Osteochondritis Dissecans of the Knee

Osteochondritis dissecans is a problem that affects mainly young athletes, but occasionally the residual effects of an osteochondritis dissecans lesion can be seen in an adult. The lesion involves the bone under the articular cartilage in part of the knee (almost always the lateral aspect of the medial femoral condyle) starting to die. Early on the cartilage over this diseased bone is intact, but it can later break off with the underlying bone and float freely within the knee joint.

Loose osteochondritis dissecans lesion
Note how the piece of bone and cartilage has broken free of the rest of the femoral condyle.
Osteochondritis dissecans typically affects athletes from approximately age 10-15. Early in the disease process, the main complaints are dull pain or soreness and swelling. Often an athlete will notice swelling without much pain at all. Once the cartilage and/or bone breaks free, he or she often complains of clicking, catching, or even locking of the knee joint. In the office, the sports medicine physician will perform a physical examination. Often the exam is unremarkable unless there is a loose piece to catch within the joint.
This large piece was removed from a young patient who will need a second surgery to fill the defect with a cylinder of bone and cartilage from a donor. Notice that the fragment measures over 3 cm.
Sometimes provocative maneuvers can reproduce the athlete’s pain. X-rays almost always show this lesion. Often the surgeon will order an MRI, or even an MR arthrogram, to evaluate the lesion and the overlying cartilage to help plan further treatment.
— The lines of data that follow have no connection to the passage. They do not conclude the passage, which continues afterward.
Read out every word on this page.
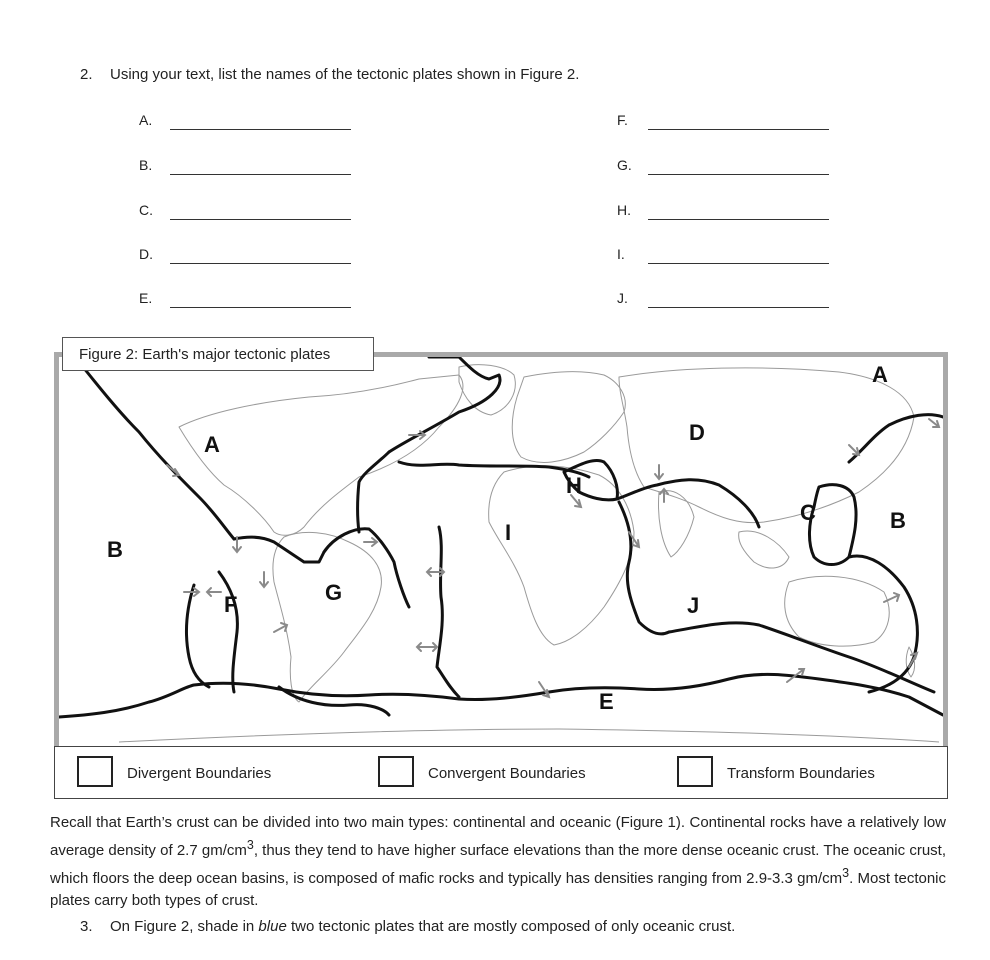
2. Using your text, list the names of the tectonic plates shown in Figure 2.
A.
B.
C.
D.
E.
F.
G.
H.
I.
J.
Figure 2: Earth's major tectonic plates
A
A
B
B
C
D
E
F	G
H
I
J
Divergent Boundaries	Convergent Boundaries	Transform Boundaries
Recall that Earth’s crust can be divided into two main types: continental and oceanic (Figure 1). Continental rocks have a relatively low average density of 2.7 $gm/cm^3$, thus they tend to have higher surface elevations than the more dense oceanic crust. The oceanic crust, which floors the deep ocean basins, is composed of mafic rocks and typically has densities ranging from 2.9-3.3 $gm/cm^3$. Most tectonic plates carry both types of crust.
3. On Figure 2, shade in blue two tectonic plates that are mostly composed of only oceanic crust.
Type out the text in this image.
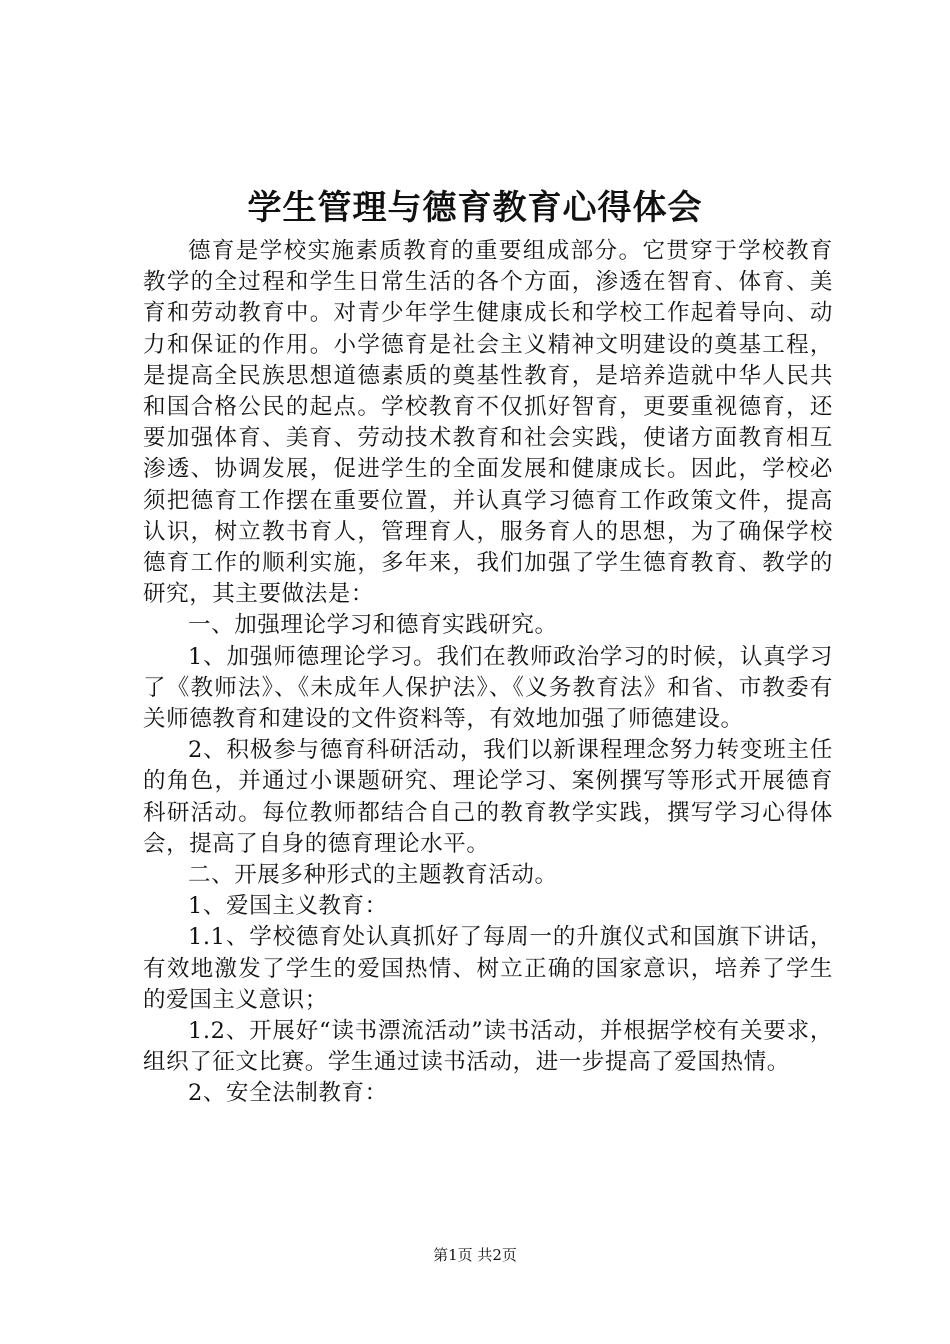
学生管理与德育教育心得体会

德育是学校实施素质教育的重要组成部分。它贯穿于学校教育教学的全过程和学生日常生活的各个方面，渗透在智育、体育、美育和劳动教育中。对青少年学生健康成长和学校工作起着导向、动力和保证的作用。小学德育是社会主义精神文明建设的奠基工程，是提高全民族思想道德素质的奠基性教育，是培养造就中华人民共和国合格公民的起点。学校教育不仅抓好智育，更要重视德育，还要加强体育、美育、劳动技术教育和社会实践，使诸方面教育相互渗透、协调发展，促进学生的全面发展和健康成长。因此，学校必须把德育工作摆在重要位置，并认真学习德育工作政策文件，提高认识，树立教书育人，管理育人，服务育人的思想，为了确保学校德育工作的顺利实施，多年来，我们加强了学生德育教育、教学的研究，其主要做法是：

一、加强理论学习和德育实践研究。

1、加强师德理论学习。我们在教师政治学习的时候，认真学习了《教师法》、《未成年人保护法》、《义务教育法》和省、市教委有关师德教育和建设的文件资料等，有效地加强了师德建设。

2、积极参与德育科研活动，我们以新课程理念努力转变班主任的角色，并通过小课题研究、理论学习、案例撰写等形式开展德育科研活动。每位教师都结合自己的教育教学实践，撰写学习心得体会，提高了自身的德育理论水平。

二、开展多种形式的主题教育活动。

1、爱国主义教育：

1.1、学校德育处认真抓好了每周一的升旗仪式和国旗下讲话，有效地激发了学生的爱国热情、树立正确的国家意识，培养了学生的爱国主义意识；

1.2、开展好“读书漂流活动”读书活动，并根据学校有关要求，组织了征文比赛。学生通过读书活动，进一步提高了爱国热情。

2、安全法制教育：

第1页 共2页
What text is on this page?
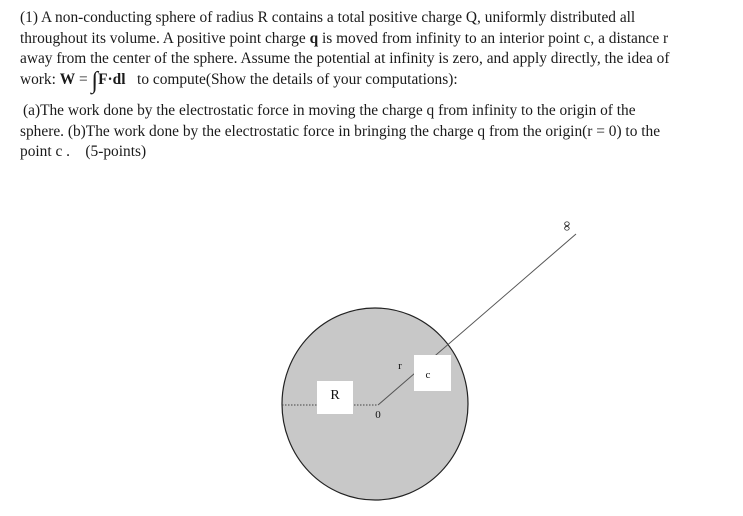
(1) A non-conducting sphere of radius R contains a total positive charge Q, uniformly distributed all
throughout its volume. A positive point charge q is moved from infinity to an interior point c, a distance r
away from the center of the sphere. Assume the potential at infinity is zero, and apply directly, the idea of
work: W = ∫F·dl   to compute(Show the details of your computations):
(a)The work done by the electrostatic force in moving the charge q from infinity to the origin of the
sphere. (b)The work done by the electrostatic force in bringing the charge q from the origin(r = 0) to the
point c .    (5-points)
R
c
r
0
∞
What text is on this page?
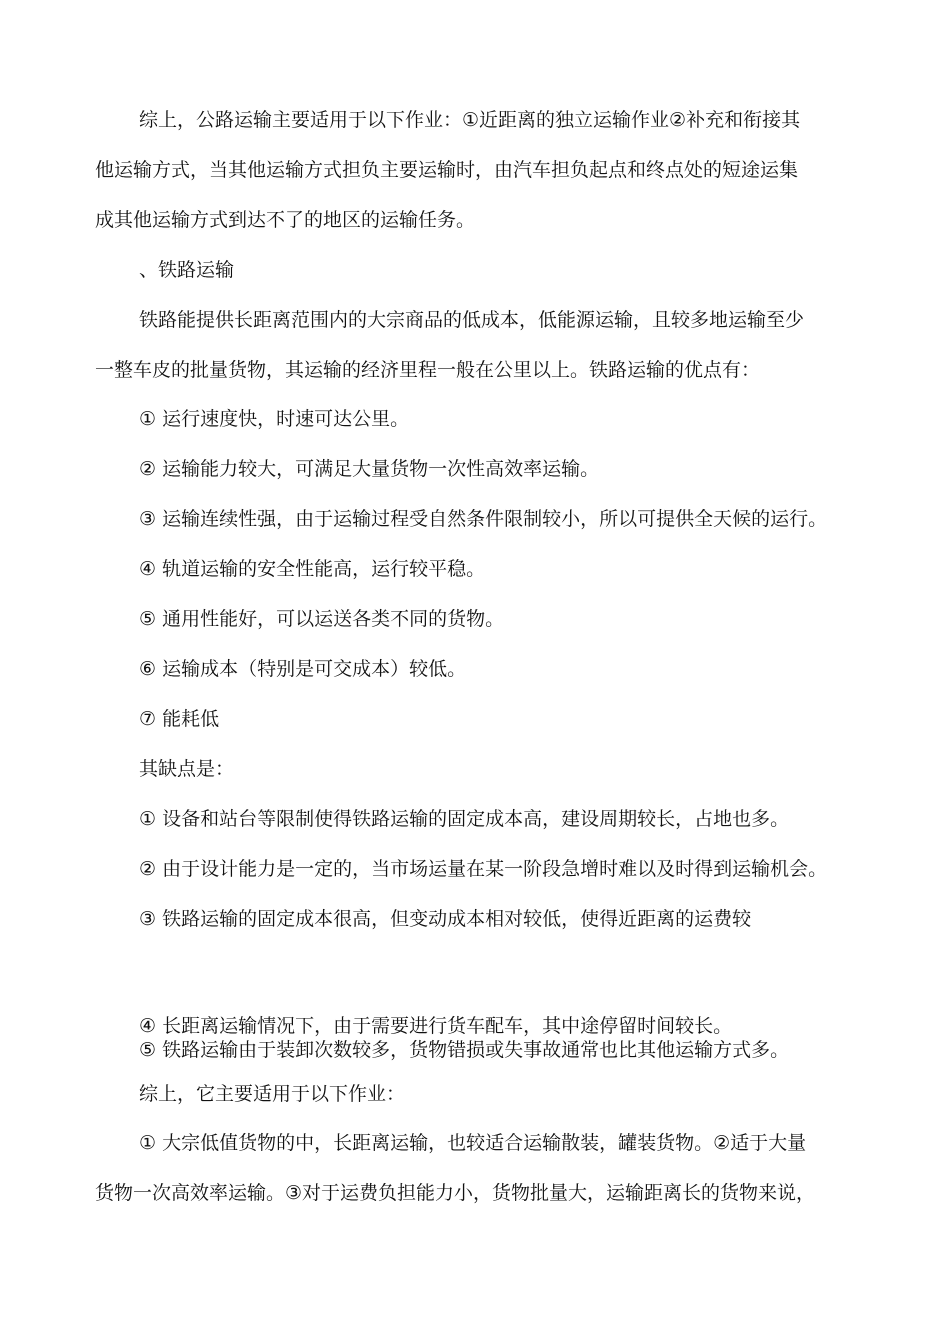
综上，公路运输主要适用于以下作业：①近距离的独立运输作业②补充和衔接其
他运输方式，当其他运输方式担负主要运输时，由汽车担负起点和终点处的短途运集
成其他运输方式到达不了的地区的运输任务。
、铁路运输
铁路能提供长距离范围内的大宗商品的低成本，低能源运输，且较多地运输至少
一整车皮的批量货物，其运输的经济里程一般在公里以上。铁路运输的优点有：
① 运行速度快，时速可达公里。
② 运输能力较大，可满足大量货物一次性高效率运输。
③ 运输连续性强，由于运输过程受自然条件限制较小，所以可提供全天候的运行。
④ 轨道运输的安全性能高，运行较平稳。
⑤ 通用性能好，可以运送各类不同的货物。
⑥ 运输成本（特别是可交成本）较低。
⑦ 能耗低
其缺点是：
① 设备和站台等限制使得铁路运输的固定成本高，建设周期较长，占地也多。
② 由于设计能力是一定的，当市场运量在某一阶段急增时难以及时得到运输机会。
③ 铁路运输的固定成本很高，但变动成本相对较低，使得近距离的运费较
④ 长距离运输情况下，由于需要进行货车配车，其中途停留时间较长。
⑤ 铁路运输由于装卸次数较多，货物错损或失事故通常也比其他运输方式多。
综上，它主要适用于以下作业：
① 大宗低值货物的中，长距离运输，也较适合运输散装，罐装货物。②适于大量
货物一次高效率运输。③对于运费负担能力小，货物批量大，运输距离长的货物来说，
In young athletes who are not finished growing, there is often a good chance that the lesion will heal on its own. Treatment in this situation often involves making the athlete nonweightbearing for many weeks to try to decrease stress on the lesion. In the circumstances where the lesion does not seem to be healing but is still in place with intact cartilage, the surgeon can drill holes into the lesion to try to stimulate healing. If the lesion has broken away, nonsurgical treatment is not indicated. Surgery to try to put the lesion back in place and hold it with screws or pins can occasionally be attempted successfully. Other times it is a free-floating piece of bone and cartilage that is removed and filled with cylinders of bone and cartilage from the athlete’s knee or from a donor.

Return to sports can be variable depending on the type of osteochondritis dissecans lesion and the treatment. Usually return to sports is not possible until the lesion has healed. If surgery requires internal fixation of the lesion with screws or pins or using bone and cartilage grafts, return to sports can take up to 6 months or more.

2 Responses to Osteochondritis Dissecans of the Knee

  1. Hi

    Patient got diagnose very late ( 25 ) with BILATERAL-OCD After 20 uncessefuls surguries over the last 15 years. Got 2 allografts that didnt worked either over the last 3 years.they used all theirs tools and now both knees are extremelly painfull.

    Patient is 41 now. Would you consider the bilateral total knees replacements procedure or will you tell him to get back in 15 years to get that procedure since the medical documentation say 60+ years old.

    Could you please tell me in what conditions and what is the youngest patient you did that procedure?

    Thank you very much

    • I don’r perform joint replacements, but I know those specialists will occasionally do them in patients in their 20s and 30s if needed.